In this post, we look at a specific type of optional clause — a unilateral option clause. Common in finance contracts, a unilateral option clause provides one of the contracting parties (typically the party with the stronger bargaining position, like the bank in a financing contract) with the flexibility of selecting between arbitration and litigation for the resolution of contractual disputes.
A unilateral option clause can be an arbitration clause with the option to litigate or a jurisdiction clause with the option to arbitrate. See the two examples below.
English courts have held both to be enforceable. Other jurisdictions however, may refuse to recognise such clauses for the following reasons.
– Uncertainty: The unilateral option could be construed as undermining the requirement to clearly agree to submit disputes to arbitration.
– Lack of mutuality: The unilateral option may be held to be unenforceable because it does not have the consent of all parties to submit to arbitration. Indian courts have used this argument in the past to invalidate such clauses.
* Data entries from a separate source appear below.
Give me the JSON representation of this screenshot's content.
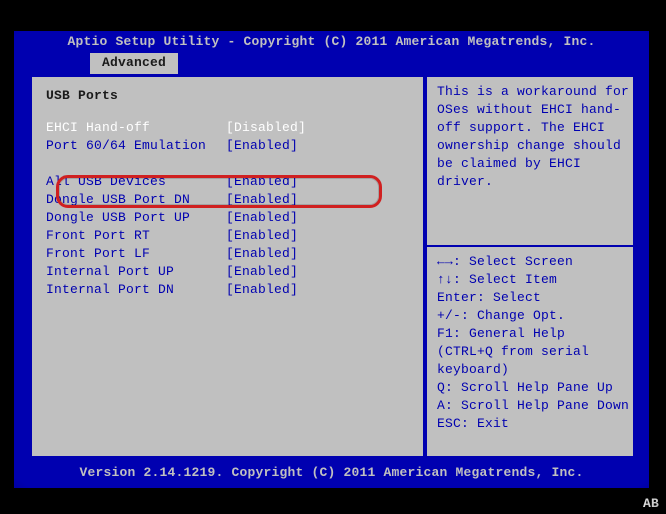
{
  "header": {
    "title": "Aptio Setup Utility - Copyright (C) 2011 American Megatrends, Inc."
  },
  "tab": {
    "label": "Advanced"
  },
  "section": {
    "title": "USB Ports"
  },
  "rows": {
    "ehci": {
      "label": "EHCI Hand-off",
      "value": "[Disabled]"
    },
    "port6064": {
      "label": "Port 60/64 Emulation",
      "value": "[Enabled]"
    },
    "allusb": {
      "label": "All USB Devices",
      "value": "[Enabled]"
    },
    "dongle_dn": {
      "label": "Dongle USB Port DN",
      "value": "[Enabled]"
    },
    "dongle_up": {
      "label": "Dongle USB Port UP",
      "value": "[Enabled]"
    },
    "front_rt": {
      "label": "Front Port RT",
      "value": "[Enabled]"
    },
    "front_lf": {
      "label": "Front Port LF",
      "value": "[Enabled]"
    },
    "internal_up": {
      "label": "Internal Port UP",
      "value": "[Enabled]"
    },
    "internal_dn": {
      "label": "Internal Port DN",
      "value": "[Enabled]"
    }
  },
  "help_text": "This is a workaround for OSes without EHCI hand-off support. The EHCI ownership change should be claimed by EHCI driver.",
  "keys": {
    "l1": "←→: Select Screen",
    "l2": "↑↓: Select Item",
    "l3": "Enter: Select",
    "l4": "+/-: Change Opt.",
    "l5": "F1: General Help",
    "l6": "(CTRL+Q from serial",
    "l7": "keyboard)",
    "l8": "Q: Scroll Help Pane Up",
    "l9": "A: Scroll Help Pane Down",
    "l10": "ESC: Exit"
  },
  "footer": {
    "version": "Version 2.14.1219. Copyright (C) 2011 American Megatrends, Inc."
  },
  "corner_label": "AB"
}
– Unconscionability: The unilateral option may be considered unconscionable (and therefore, invalid), for example in consumer and employment contracts where the contractual parties are not commercial counterparties.
Recent French and Russian decisions for example, have invalidated unilateral clauses — leading to concerns in the international arbitration community that more and more jurisdictions will follow this trend. In the French Rothschild case, on September 26, 2012, the court invalidated a unilateral jurisdictional clause (offering one party the choice between two national courts) because of its potestative nature — it made the fulfilment of the agreement depend upon an event, which only one of the contracting parties had the power to make happen.
Similarly, a Russian decision, on June 19, 2012, held that a unilateral dispute resolution clause was unenforceable on the ground of unconscionability – as it was “contrary to the basic principle of procedural equality of the parties, adverse to the nature of the dispute resolution process, and breach the balance between the interests of the parties.”
The drafting lesson here is to firstly, avoid using optionality clauses just for the sake of it — only have them in the contract if your client (assuming your client has the stronger bargaining position and can ask for it) really sees a need for the flexibility it provides. Secondly, check the validity of the clause that you have drafted under the law governing your arbitration clause, the law at your seat, the law at the chosen court (for the litigation option), and the law at your likely place of enforcement.